At Stryker, “we automated the source P&L process for transfer pricing which took a huge burden off of the divisions," says David Furgason, Vice President Tax. "Then we created a transfer price database to deposit and retrieve data so we have limited impact on the divisions. We are moving to a single ERP platform which will help us make take the next step with robotics.”

Trend 5: Skillsets are shifting

Embedding a new data infrastructure and redesigning processes are critical for the future tax vision. Tax leaders are aligned — data skills (45%) and technology process experience (43%) are ‘must have’ skills in a tax department of the future, but more traditional tax specialist knowledge also remains key (40%). The trick to success will be in tax leaders facilitating the way these professionals, with their different backgrounds, can work together collectively to unlock lasting value.
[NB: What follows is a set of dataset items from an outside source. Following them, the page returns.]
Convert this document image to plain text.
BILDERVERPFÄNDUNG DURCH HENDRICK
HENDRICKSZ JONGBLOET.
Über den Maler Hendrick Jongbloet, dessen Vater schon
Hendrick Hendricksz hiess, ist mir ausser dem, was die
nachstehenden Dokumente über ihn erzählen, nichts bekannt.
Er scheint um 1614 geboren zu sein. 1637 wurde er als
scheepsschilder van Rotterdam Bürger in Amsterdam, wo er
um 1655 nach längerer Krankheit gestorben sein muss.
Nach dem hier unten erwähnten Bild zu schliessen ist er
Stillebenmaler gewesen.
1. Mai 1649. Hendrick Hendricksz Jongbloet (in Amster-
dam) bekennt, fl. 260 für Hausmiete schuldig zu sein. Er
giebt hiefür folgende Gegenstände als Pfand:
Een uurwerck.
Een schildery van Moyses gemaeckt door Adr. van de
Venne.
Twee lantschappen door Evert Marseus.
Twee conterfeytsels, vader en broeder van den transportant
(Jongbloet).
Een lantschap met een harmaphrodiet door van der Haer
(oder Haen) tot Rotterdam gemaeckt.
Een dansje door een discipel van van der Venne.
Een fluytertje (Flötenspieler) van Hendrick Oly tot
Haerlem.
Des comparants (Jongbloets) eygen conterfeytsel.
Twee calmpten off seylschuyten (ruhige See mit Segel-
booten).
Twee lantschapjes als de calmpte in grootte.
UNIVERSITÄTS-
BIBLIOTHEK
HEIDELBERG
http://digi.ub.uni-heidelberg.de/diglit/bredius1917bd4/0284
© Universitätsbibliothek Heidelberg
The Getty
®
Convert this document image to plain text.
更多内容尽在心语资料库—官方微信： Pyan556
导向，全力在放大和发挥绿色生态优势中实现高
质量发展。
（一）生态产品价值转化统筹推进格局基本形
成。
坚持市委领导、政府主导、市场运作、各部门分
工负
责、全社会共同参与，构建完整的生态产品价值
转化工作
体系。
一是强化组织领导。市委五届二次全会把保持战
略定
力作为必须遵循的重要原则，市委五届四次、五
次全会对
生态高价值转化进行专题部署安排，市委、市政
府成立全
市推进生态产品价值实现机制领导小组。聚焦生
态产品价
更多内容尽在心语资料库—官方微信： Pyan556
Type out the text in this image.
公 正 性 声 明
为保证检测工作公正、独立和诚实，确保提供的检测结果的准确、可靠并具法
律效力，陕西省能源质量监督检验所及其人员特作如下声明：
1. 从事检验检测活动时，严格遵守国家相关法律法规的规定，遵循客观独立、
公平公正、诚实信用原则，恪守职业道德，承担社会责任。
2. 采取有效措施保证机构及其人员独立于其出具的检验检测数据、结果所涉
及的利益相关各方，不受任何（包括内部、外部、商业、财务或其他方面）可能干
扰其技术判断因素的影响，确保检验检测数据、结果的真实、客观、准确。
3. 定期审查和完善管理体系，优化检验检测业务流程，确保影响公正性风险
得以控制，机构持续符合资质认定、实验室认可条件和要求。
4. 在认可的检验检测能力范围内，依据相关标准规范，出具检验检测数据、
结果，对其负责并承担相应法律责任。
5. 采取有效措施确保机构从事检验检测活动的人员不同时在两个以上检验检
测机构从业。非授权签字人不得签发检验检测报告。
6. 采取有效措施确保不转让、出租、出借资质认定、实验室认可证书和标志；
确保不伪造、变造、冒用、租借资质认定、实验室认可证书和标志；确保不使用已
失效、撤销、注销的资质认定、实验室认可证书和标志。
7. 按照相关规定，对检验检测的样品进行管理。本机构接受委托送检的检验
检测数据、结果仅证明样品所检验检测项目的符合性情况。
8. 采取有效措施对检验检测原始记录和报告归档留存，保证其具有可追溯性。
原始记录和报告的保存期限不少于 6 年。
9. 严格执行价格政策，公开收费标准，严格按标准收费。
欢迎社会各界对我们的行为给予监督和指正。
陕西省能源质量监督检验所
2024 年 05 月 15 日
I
Take Infineon Technologies, which formed a VAT technology and governance group "that has the right knowledge about how to change the system to ensure it generates the right reports", according to Matthias Schubert, Global Head of Tax. "Involving them early was key as we took a greenfield approach, so we could think about what the optimal processes would look like and how more intelligent systems could make an impact 

Trend 6: 2020 brought productivity improvements

Improved productivity (50%) and accelerating shifts to remote working (48%) were cited as the biggest operational benefits to emerge from COVID-19-driven disruption. But, as 78% of leaders now plan to embed either hybrid or fully remote models in the tax function long term, 34% say maintaining productivity benefits is a top concern. And, as leaders think about building their talent pipeline and strengthening advisory skill sets, 47% say they must prioritize new approaches to talent recognition and career development over the next two years, while 36% say new processes for involving tax in business strategy decisions must be established.